Нет, Шайсупова с полуполковником не равнять; тот был аки лев рыкающий, на каждом шагу досадил, как клещ, буровил Никона до печенок, норовя поставить старца на колени. Да, ишь вот, за крутость нрава крепко покарал Господь полуполковника, и пришлось Степану Григорьевичу однажды переломить себя и пойти к заточнику на поклон. И отчитал ведь великий старец его болячки, с помощью Господа и натирок дьякона Мардария отвадил от пристава хвори, снял мокрые язвы и вулканы. Только надолго ли запомнит полуполковник эту услугу?
Пришла Наумову пора ехать. Собрал он возы со многой данью и, прежде чем трогаться из монастыря, зашел к старцу попрощаться. Был какой-то моложавый, молодцеватый, грудь колесом, и глаза, обычно стемна, сейчас озорко играли.
«Ну, ябедник, – воскликнул грубо от порога, – прощевай покудова, да чтобы век нам больше не свидеться!»
«Торопыга! Небось извещен, что на том-то свете нам не сминуться?» – ответил Никон, нисколько не пообидясь.
Ведь живот, что чугун, добра не помнит; и коли души совестливой нет в человеке, он и есть жбан дырявый...
«Блин гретый... Да мне и на земле хватило тебя под завязку. Хлебнул горюшка, Никон, через тебя, полжизни сгнобил, пропади всё к лешему. Так что и прощевай... Не на кого станет отныне жалиться? Скушно-то как... Иль примешься князенка Шайсупова теребить? Он ведь жидок на перья, только пух полетит», – весело рассмеялся полуполковник, радый своей шутке. Наконец содрал с головы лисий треух, низко поклонился старцу, выказал желтую плешку на темечке.
«Благослови, владыко, в путь-дорогу. Да не держи на меня сердца. Всяко было жито, да вот не погрызлись насмерть, однако целы остались...»

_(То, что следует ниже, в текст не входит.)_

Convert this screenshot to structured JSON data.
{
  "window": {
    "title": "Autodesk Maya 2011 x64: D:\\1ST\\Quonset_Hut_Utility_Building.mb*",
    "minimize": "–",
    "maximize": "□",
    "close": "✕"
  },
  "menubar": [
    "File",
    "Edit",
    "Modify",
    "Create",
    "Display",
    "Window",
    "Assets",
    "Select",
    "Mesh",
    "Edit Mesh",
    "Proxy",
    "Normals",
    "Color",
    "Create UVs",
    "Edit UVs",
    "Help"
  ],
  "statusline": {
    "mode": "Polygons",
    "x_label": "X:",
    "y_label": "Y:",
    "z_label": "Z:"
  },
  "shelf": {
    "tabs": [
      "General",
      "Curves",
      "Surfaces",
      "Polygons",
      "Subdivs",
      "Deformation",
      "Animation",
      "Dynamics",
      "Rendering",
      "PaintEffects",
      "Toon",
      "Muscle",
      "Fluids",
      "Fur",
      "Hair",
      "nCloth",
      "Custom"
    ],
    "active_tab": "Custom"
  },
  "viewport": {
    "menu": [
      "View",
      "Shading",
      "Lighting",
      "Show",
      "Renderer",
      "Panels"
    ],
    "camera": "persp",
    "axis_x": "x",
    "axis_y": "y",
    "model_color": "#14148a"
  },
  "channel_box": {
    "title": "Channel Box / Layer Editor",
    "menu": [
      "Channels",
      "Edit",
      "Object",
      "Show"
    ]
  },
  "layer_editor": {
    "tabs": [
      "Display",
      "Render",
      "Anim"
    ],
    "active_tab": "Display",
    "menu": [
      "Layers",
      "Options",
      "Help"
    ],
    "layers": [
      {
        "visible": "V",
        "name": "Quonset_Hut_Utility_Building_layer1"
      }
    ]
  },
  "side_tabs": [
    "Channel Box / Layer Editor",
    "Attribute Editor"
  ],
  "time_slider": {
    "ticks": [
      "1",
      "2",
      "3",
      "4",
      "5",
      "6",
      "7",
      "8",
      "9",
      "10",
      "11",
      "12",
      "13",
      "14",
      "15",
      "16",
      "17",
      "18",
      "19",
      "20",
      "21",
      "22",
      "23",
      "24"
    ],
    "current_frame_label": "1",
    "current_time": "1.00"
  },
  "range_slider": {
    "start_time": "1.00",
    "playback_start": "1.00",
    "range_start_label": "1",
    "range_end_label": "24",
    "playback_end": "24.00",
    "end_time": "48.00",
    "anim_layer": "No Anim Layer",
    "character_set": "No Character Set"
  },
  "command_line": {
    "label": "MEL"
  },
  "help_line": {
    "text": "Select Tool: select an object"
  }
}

«И ты прости меня, Степан Григорьевич, коли крепко донимал тебя. Будь здрав на многие лета, я Бога молить о тебе стану... Я ведь не ябедник, как ты меня окрестил сгоряча. Сам подумай... Я на тебя много жаловался государю, что ты разбойник дневной и мой мучитель. И вот в Москву ты нынче едешь к детишонкам и женоченке, в свою семью. А коли нахваливал бы тебя всякий раз да через раз, то век бы тебе здесь куковать, пока кто-то из нас не помер бы...»

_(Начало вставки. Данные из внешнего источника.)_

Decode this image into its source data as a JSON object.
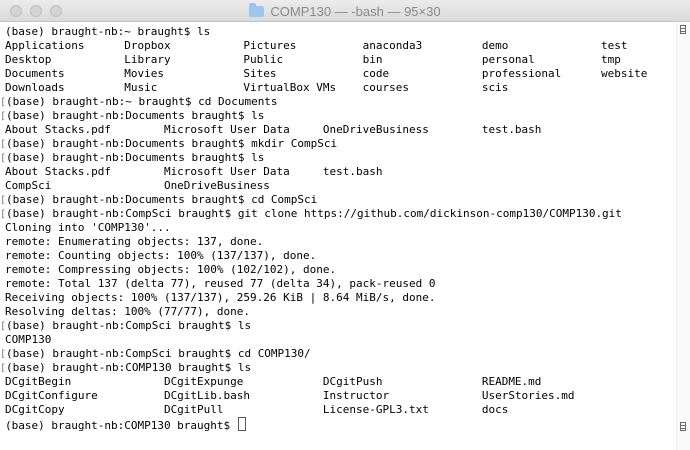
{
  "window": {
    "title": "COMP130 — -bash — 95×30",
    "icon": "folder-icon"
  },
  "terminal": {
    "lines": [
      {
        "mark": "",
        "text": "(base) braught-nb:~ braught$ ls"
      },
      {
        "mark": "",
        "text": "Applications      Dropbox           Pictures          anaconda3         demo              test"
      },
      {
        "mark": "",
        "text": "Desktop           Library           Public            bin               personal          tmp"
      },
      {
        "mark": "",
        "text": "Documents         Movies            Sites             code              professional      website"
      },
      {
        "mark": "",
        "text": "Downloads         Music             VirtualBox VMs    courses           scis"
      },
      {
        "mark": "[",
        "text": "(base) braught-nb:~ braught$ cd Documents"
      },
      {
        "mark": "[",
        "text": "(base) braught-nb:Documents braught$ ls"
      },
      {
        "mark": "",
        "text": "About Stacks.pdf        Microsoft User Data     OneDriveBusiness        test.bash"
      },
      {
        "mark": "[",
        "text": "(base) braught-nb:Documents braught$ mkdir CompSci"
      },
      {
        "mark": "[",
        "text": "(base) braught-nb:Documents braught$ ls"
      },
      {
        "mark": "",
        "text": "About Stacks.pdf        Microsoft User Data     test.bash"
      },
      {
        "mark": "",
        "text": "CompSci                 OneDriveBusiness"
      },
      {
        "mark": "[",
        "text": "(base) braught-nb:Documents braught$ cd CompSci"
      },
      {
        "mark": "[",
        "text": "(base) braught-nb:CompSci braught$ git clone https://github.com/dickinson-comp130/COMP130.git"
      },
      {
        "mark": "",
        "text": "Cloning into 'COMP130'..."
      },
      {
        "mark": "",
        "text": "remote: Enumerating objects: 137, done."
      },
      {
        "mark": "",
        "text": "remote: Counting objects: 100% (137/137), done."
      },
      {
        "mark": "",
        "text": "remote: Compressing objects: 100% (102/102), done."
      },
      {
        "mark": "",
        "text": "remote: Total 137 (delta 77), reused 77 (delta 34), pack-reused 0"
      },
      {
        "mark": "",
        "text": "Receiving objects: 100% (137/137), 259.26 KiB | 8.64 MiB/s, done."
      },
      {
        "mark": "",
        "text": "Resolving deltas: 100% (77/77), done."
      },
      {
        "mark": "[",
        "text": "(base) braught-nb:CompSci braught$ ls"
      },
      {
        "mark": "",
        "text": "COMP130"
      },
      {
        "mark": "[",
        "text": "(base) braught-nb:CompSci braught$ cd COMP130/"
      },
      {
        "mark": "[",
        "text": "(base) braught-nb:COMP130 braught$ ls"
      },
      {
        "mark": "",
        "text": "DCgitBegin              DCgitExpunge            DCgitPush               README.md"
      },
      {
        "mark": "",
        "text": "DCgitConfigure          DCgitLib.bash           Instructor              UserStories.md"
      },
      {
        "mark": "",
        "text": "DCgitCopy               DCgitPull               License-GPL3.txt        docs"
      }
    ],
    "prompt": "(base) braught-nb:COMP130 braught$ "
  }
}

«Ой, лукавец ты, монах!» – погрозил полуполковник, подошел под благословение, припал к дресвяной, пахнущей дымом и елеем руке.

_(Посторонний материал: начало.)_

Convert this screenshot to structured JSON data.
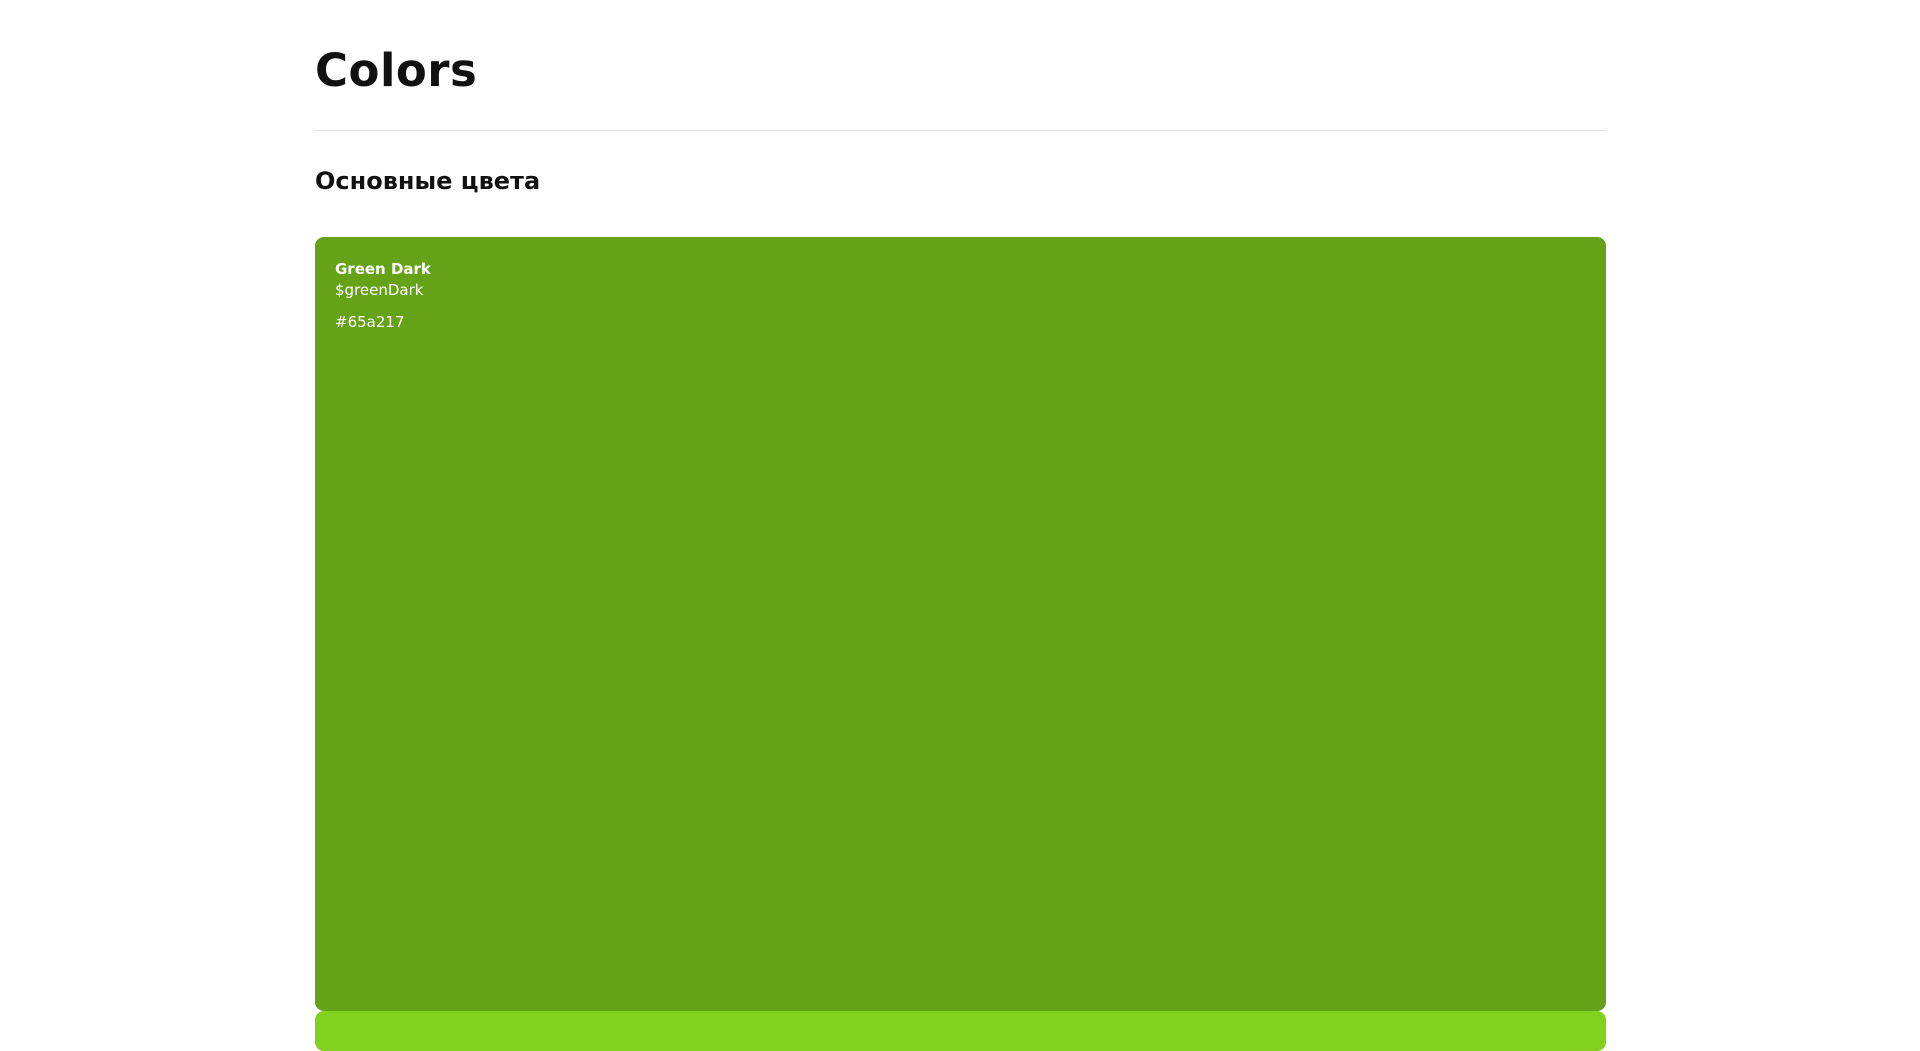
{
  "page": {
    "title": "Colors"
  },
  "section": {
    "title": "Основные цвета"
  },
  "swatches": [
    {
      "name": "Green Dark",
      "variable": "$greenDark",
      "hex": "#65a217",
      "color": "#65a217"
    },
    {
      "color": "#82d11f"
    }
  ]
}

Они сердечно расцеловались на прощание и расстались навсегда.
Глава пятая
Многажды за свою недолгую жизнь собирался умирать Любим Ванюков, но никогда смерть не стояла так близко, как нынче; Невея натянула тонкое прядево и, собираясь пресечь его, что-то опять раздумала; знать, для долгой жизни был рожден государев стремянный. Желва на шее посинела, набухая, и была уже с дитячью головенку, а кровца все так же сочилась из потоневших губ, запекаясь на русой бороде темно-алыми печенками.